I agree that we didn't have ice packs etc in our day, but now it'll be me picking up the pieces when the kids are vomitting from warm ham sandwiches.

I'd love mine to do the lunches, but the oldest one has school lunches and the younger two have packed lunch at nursery, but are only 4 & 3 - a bit too young yet.

fattiemumma · 05/07/2006 19:07

no i dont but i have recently started (monday) making his drink bottle the night before and putting it in the freezer so that it slowly melts during the day and it keeps everything cold by lunchtime.

poisson · 05/07/2006 19:13

see even me

marthamoo · 05/07/2006 19:16

Not convinced by colditz's argument that 300 children over a 7 year period in her school never had a chilled lunch and never had food poisoning - what, not a single case of D&V in 7 years?
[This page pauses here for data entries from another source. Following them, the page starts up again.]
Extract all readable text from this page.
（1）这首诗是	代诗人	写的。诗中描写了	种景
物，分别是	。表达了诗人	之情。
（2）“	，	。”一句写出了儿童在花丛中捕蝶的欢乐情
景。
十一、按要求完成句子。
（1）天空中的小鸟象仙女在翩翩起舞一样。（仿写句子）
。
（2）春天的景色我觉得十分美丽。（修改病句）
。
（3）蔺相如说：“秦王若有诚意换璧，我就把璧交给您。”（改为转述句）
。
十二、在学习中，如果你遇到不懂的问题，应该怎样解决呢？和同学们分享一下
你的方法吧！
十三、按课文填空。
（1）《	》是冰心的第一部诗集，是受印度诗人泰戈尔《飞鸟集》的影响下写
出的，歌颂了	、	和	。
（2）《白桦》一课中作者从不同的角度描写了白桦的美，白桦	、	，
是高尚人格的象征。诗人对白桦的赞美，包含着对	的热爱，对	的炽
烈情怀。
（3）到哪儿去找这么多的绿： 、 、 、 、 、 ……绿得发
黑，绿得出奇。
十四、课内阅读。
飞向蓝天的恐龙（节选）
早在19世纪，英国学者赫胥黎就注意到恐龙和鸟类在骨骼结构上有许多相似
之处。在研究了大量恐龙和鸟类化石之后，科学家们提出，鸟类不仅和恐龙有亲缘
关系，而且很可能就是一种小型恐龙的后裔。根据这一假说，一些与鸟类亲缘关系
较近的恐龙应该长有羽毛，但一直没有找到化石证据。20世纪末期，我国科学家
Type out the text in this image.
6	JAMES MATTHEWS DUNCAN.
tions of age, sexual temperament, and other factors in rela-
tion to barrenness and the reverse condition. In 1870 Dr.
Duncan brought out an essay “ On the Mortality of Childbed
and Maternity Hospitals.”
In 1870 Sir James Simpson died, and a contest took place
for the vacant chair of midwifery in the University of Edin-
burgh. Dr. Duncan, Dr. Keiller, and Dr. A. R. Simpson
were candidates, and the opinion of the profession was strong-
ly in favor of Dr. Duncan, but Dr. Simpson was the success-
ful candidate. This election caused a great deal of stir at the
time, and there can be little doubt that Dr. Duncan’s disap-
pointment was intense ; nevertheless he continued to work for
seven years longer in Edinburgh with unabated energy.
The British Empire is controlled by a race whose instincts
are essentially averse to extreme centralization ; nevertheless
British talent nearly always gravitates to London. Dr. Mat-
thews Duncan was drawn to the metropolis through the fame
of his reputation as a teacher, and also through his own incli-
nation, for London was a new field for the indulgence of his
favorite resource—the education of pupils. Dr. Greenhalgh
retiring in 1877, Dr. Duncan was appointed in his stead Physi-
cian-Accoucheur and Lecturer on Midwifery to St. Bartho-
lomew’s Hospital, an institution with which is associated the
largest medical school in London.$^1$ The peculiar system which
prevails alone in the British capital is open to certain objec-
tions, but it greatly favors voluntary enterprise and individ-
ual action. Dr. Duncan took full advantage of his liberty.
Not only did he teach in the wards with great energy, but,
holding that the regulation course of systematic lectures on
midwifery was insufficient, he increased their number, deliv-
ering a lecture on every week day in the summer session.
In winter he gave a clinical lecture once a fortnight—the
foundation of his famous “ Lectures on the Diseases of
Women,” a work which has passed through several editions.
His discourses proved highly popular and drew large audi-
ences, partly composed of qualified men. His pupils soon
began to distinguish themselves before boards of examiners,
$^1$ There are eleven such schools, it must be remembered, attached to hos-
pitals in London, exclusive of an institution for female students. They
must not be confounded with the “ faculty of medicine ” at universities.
Must have been the healthiest children ever!

I refute the assertion that putting an ice pack in a packed lunch is indicative of the present day trend towards wrapping our kids up in cotton wool. I think we do wrap our kids up in cotton wool, to a certain extent, but I really don't think this is an example of it.

To go back to my previous point: I don't think any of you would buy a sandwich which you knew had been kept on a warm shelf for 4 hours - and Environmental Health would come down like a ton of bricks on a retailer which did sell sandwiches stored in that manner.

Yes, he'd probably be fine with limp, warm butties at school - but for the sake of five steps from my worktop to the freezer in the morning I'll play it safe.

Cappucino · 05/07/2006 19:32

i freeze her juice

if i remember

katierocket · 05/07/2006 19:37

agree agree Marthamoo - It's not so much mollycoddling them it's just a bit kinder. Warm yogurt - YUCK, how disgusting. It cost a few quid to get the ice packs for lunch and a few seconds to put one in, in the morning. The old "well it never did me any harm" argument is a bit lame. It's not a case of doing harm it's just that if it's available (which it wasn't then) then why not use it.

marthamoo · 05/07/2006 19:39

Exactly, katierocket - I never had a car seat, my parents smoked round me from me being a newborn, and we had chips every night: there's a lot of things that I don't try and emulate from my own childhood Definitely wasn't molly-coddled...

katierocket · 05/07/2006 19:50

I think it's just called progress isn't it.